Due to the complexities of design and technical issues of construction, tunnels are considered to be enormous financial investments. Therefore, rehabilitation with the purpose of providing a higher life span is essential. Underground facilities usually have a higher service period than expected when designed, which often requires regular inspection. This study aims at providing a guideline for future tunnel investigations and maintenance. Offered solutions with regard to different cases of an anomaly for three available tunnels in the Ilam province have been introduced. These currently servicing tunnels are usually constructed as unlined rock tunnels excavated, using controlled blasting. Masonry, reinforced concrete, and shotcrete lining systems have been used in the collapsible zones. These infrastructures as part of the transportation network of the Ilam province in Iran are located in one of the most active seismic, as well as high rainfall zones in the Middle East. Aging and degradation of material alongside recent earthquake activities can lead to massive destruction of the tunnels if regular maintenance work doesn't take place. All tunnels were evaluated using advanced numerical analysis methods. Stress and displacement values ​​in the rock mass and different lining systems have been investigated using various analytic methods and the rehabilitation programs for tunnels were developed and introduced. The high risk of failure in the tunnel in the Payambar tunnel is predicted in cases of a seismic event affected by the inclination of rock layers. Methods of rehabilitation have been proposed to improve stability and decrease deformations. The formation of icicles in the Azadi tunnel during the cold seasons have been solved through employing a temporary water drainage system. Unlined tunnel sections were planned to be covered with reinforced concrete lining and both cast-in-place and precast segmental lining systems have been proposed. In the Shabab tunnels an extremely disturbed, 2–3 m deep rock layer was found between the masonry lining and the top of the tunnels, due to its controlled blasting excavation technique. Filling the voids using a pressure grouting technique was discovered in order to improve the tunnel stability during an earthquake event.

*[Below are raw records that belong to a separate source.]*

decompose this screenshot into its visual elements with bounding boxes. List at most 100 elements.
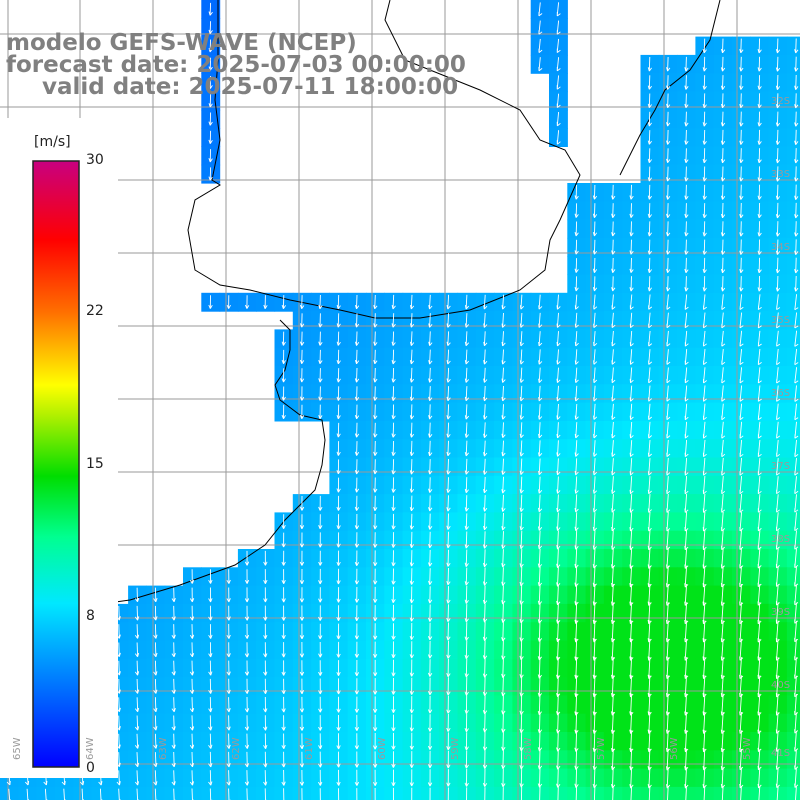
wind-arrow [702, 148, 707, 164]
wind-arrow [592, 221, 598, 237]
wind-arrow [757, 239, 762, 255]
wind-arrow [703, 349, 707, 365]
wind-arrow [281, 623, 286, 640]
wind-speed-cell [786, 475, 800, 495]
wind-speed-cell [603, 622, 623, 642]
wind-arrow [446, 367, 451, 383]
wind-arrow [244, 605, 250, 621]
wind-speed-cell [713, 640, 733, 660]
wind-arrow [134, 697, 140, 713]
wind-arrow [519, 530, 524, 550]
wind-arrow [354, 513, 360, 530]
wind-speed-cell [585, 567, 605, 587]
wind-arrow [409, 294, 415, 310]
wind-arrow [794, 421, 799, 439]
wind-arrow [446, 769, 451, 787]
wind-arrow [629, 349, 634, 365]
wind-speed-cell [512, 658, 532, 678]
wind-speed-cell [750, 549, 770, 568]
wind-speed-cell [677, 420, 696, 440]
wind-arrow [483, 331, 488, 347]
wind-speed-cell [585, 585, 605, 605]
wind-arrow [757, 367, 762, 384]
wind-speed-cell [585, 512, 605, 532]
wind-speed-cell [786, 622, 800, 642]
wind-arrow [648, 785, 651, 800]
wind-arrow [702, 475, 707, 495]
wind-vectors [6, 2, 799, 800]
wind-arrow [739, 457, 744, 476]
wind-speed-cell [768, 732, 788, 751]
wind-speed-cell [512, 640, 532, 660]
wind-speed-cell [677, 640, 696, 660]
wind-speed-cell [457, 567, 477, 587]
wind-arrow [611, 257, 616, 273]
wind-arrow [208, 733, 213, 749]
wind-speed-cell [530, 18, 550, 38]
wind-arrow [171, 678, 176, 694]
wind-speed-cell [475, 622, 495, 642]
wind-arrow [464, 349, 470, 365]
wind-arrow [776, 348, 781, 366]
wind-speed-cell [549, 91, 568, 111]
wind-arrow [629, 421, 634, 439]
wind-arrow [592, 476, 598, 494]
wind-arrow [757, 512, 762, 532]
wind-speed-cell [695, 713, 715, 733]
wind-speed-cell [695, 567, 715, 587]
wind-speed-cell [603, 732, 623, 751]
wind-speed-cell [494, 512, 513, 532]
wind-arrow [391, 568, 396, 585]
wind-arrow [281, 733, 286, 750]
wind-arrow [666, 403, 671, 421]
wind-speed-cell [640, 292, 660, 312]
wind-speed-cell [677, 695, 696, 715]
wind-speed-cell [420, 292, 440, 312]
wind-speed-cell [567, 640, 587, 660]
wind-arrow [354, 568, 360, 585]
wind-arrow [208, 678, 213, 694]
wind-arrow [666, 75, 671, 90]
wind-arrow [354, 751, 360, 768]
wind-arrow [354, 294, 360, 310]
wind-arrow [739, 111, 744, 127]
wind-speed-cell [475, 549, 495, 568]
wind-arrow [684, 294, 689, 310]
wind-arrow [153, 660, 158, 676]
wind-arrow [538, 331, 543, 347]
wind-arrow [409, 386, 415, 401]
wind-arrow [757, 221, 762, 237]
wind-speed-cell [622, 311, 642, 330]
wind-arrow [501, 422, 506, 438]
wind-arrow [629, 239, 634, 255]
wind-arrow [391, 769, 396, 787]
wind-arrow [391, 623, 396, 640]
wind-arrow [446, 604, 451, 623]
latitude-label: 39S [771, 607, 791, 618]
wind-speed-cell [786, 585, 800, 605]
wind-arrow [775, 275, 781, 292]
wind-arrow [556, 530, 561, 550]
wind-speed-cell [457, 311, 477, 330]
wind-speed-cell [549, 73, 568, 93]
wind-arrow [721, 385, 726, 402]
wind-speed-cell [439, 494, 459, 513]
wind-speed-cell [713, 512, 733, 532]
wind-arrow [391, 696, 396, 714]
wind-speed-cell [713, 402, 733, 422]
wind-arrow [428, 367, 433, 383]
valid-date: valid date: 2025-07-11 18:00:00 [42, 74, 459, 100]
wind-arrow [519, 404, 524, 420]
wind-speed-cell [695, 732, 715, 751]
wind-speed-cell [585, 329, 605, 349]
wind-arrow [666, 148, 671, 164]
wind-arrow [336, 751, 341, 768]
wind-speed-cell [713, 347, 733, 367]
wind-arrow [538, 458, 543, 476]
wind-arrow [446, 386, 451, 402]
wind-arrow [501, 294, 506, 310]
wind-speed-cell [530, 420, 550, 440]
wind-arrow [775, 221, 781, 237]
wind-arrow [464, 531, 469, 549]
longitude-label: 57W [596, 737, 607, 760]
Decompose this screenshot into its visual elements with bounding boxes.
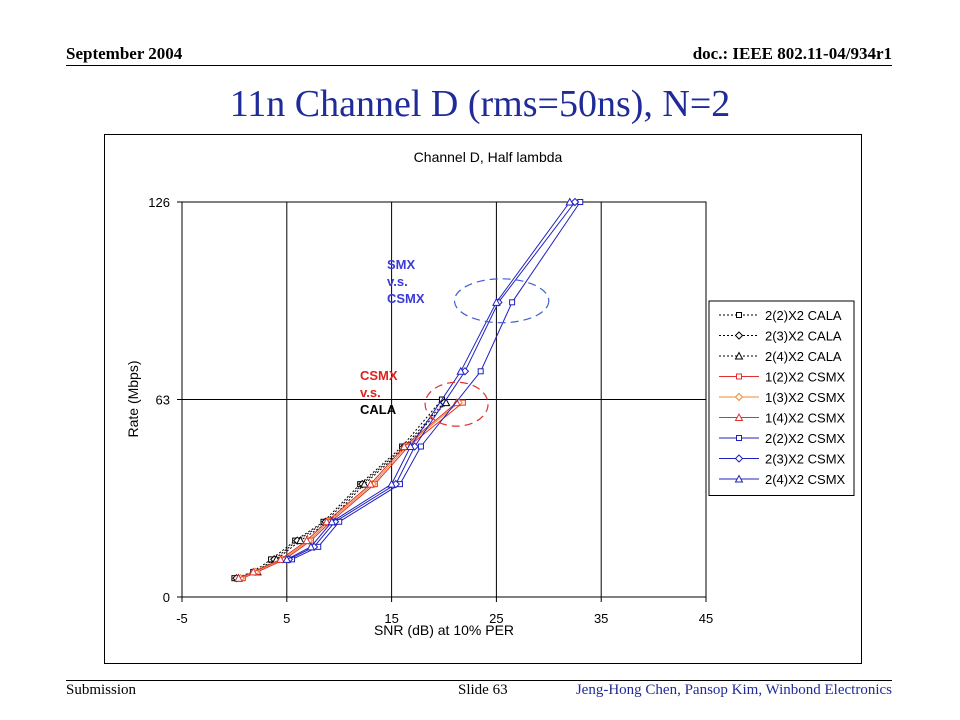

由于设计的复杂性和施工技术问题，隧道被认为是巨大的财务投资。因此，以提供更长寿命为目的的康复是必不可少的。地下设施的服务期通常比设计时预期的要长，这通常需要定期检查。这项研究旨在为将来的隧道调查和维护提供指导。已经针对伊拉姆省三个可用隧道的异常情况提供了解决方案。这些目前正在维修的隧道通常采用控制爆破的方式开挖成无衬砌的岩石隧道。在可塌陷区域中使用了砌体，钢筋混凝土和喷射混凝土衬砌系统。这些基础设施是伊朗伊拉姆省交通网络的一部分，位于中东地震最活跃的地区以及高降雨地区之一。如果不进行定期维护，材料的老化和退化以及最近的地震活动可能导致隧道的大规模破坏。所有隧道均采用先进的数值分析方法进行了评估。使用各种分析方法研究了岩体和不同衬砌系统中的应力和位移值，并制定并引入了隧道修复程序。预测在地震事件受岩层倾角影响的情况下，Payambar隧道的隧道发生故障的风险很高。已经提出了康复方法以改善稳定性并减少变形。通过使用临时排水系统，已解决了寒冷季节阿扎迪隧道中冰柱的形成。计划在未衬砌的隧道段上覆盖钢筋混凝土衬砌，并且已经提出了现浇和预制分段衬砌系统。在Shabab隧道中，由于其受控的爆破开挖技术，在砌体衬砌和隧道顶部之间发现了2–3 m的深层扰动。为了提高地震事件期间的隧道稳定性，发现了使用压力灌浆技术填充空隙。通过使用临时排水系统，已解决了寒冷季节阿扎迪隧道中冰柱的形成。计划在未衬砌的隧道段上覆盖钢筋混凝土衬砌，并且已经提出了现浇和预制分段衬砌系统。在Shabab隧道中，由于其受控的爆破开挖技术，在砌体衬砌和隧道顶部之间发现了2–3 m的深层扰动。为了提高地震过程中的隧道稳定性，发现了使用压力灌浆技术填充空隙。通过使用临时排水系统，已解决了寒冷季节阿扎迪隧道中冰柱的形成。计划在未衬砌的隧道段上覆盖钢筋混凝土衬砌，并且已经提出了现浇和预制分段衬砌系统。在Shabab隧道中，由于其受控的爆破开挖技术，在砌体衬砌和隧道顶部之间发现了2–3 m的深层扰动。为了提高地震事件期间的隧道稳定性，发现了使用压力灌浆技术填充空隙。由于其控制的爆破开挖技术，在砌体衬砌和隧道顶部之间发现了2-3 m的深层岩石。为了提高地震事件期间的隧道稳定性，发现了使用压力灌浆技术填充空隙。由于其控制的爆破开挖技术，在砌体衬砌和隧道顶部之间发现了2-3 m的深层岩石。为了提高地震事件期间的隧道稳定性，发现了使用压力灌浆技术填充空隙。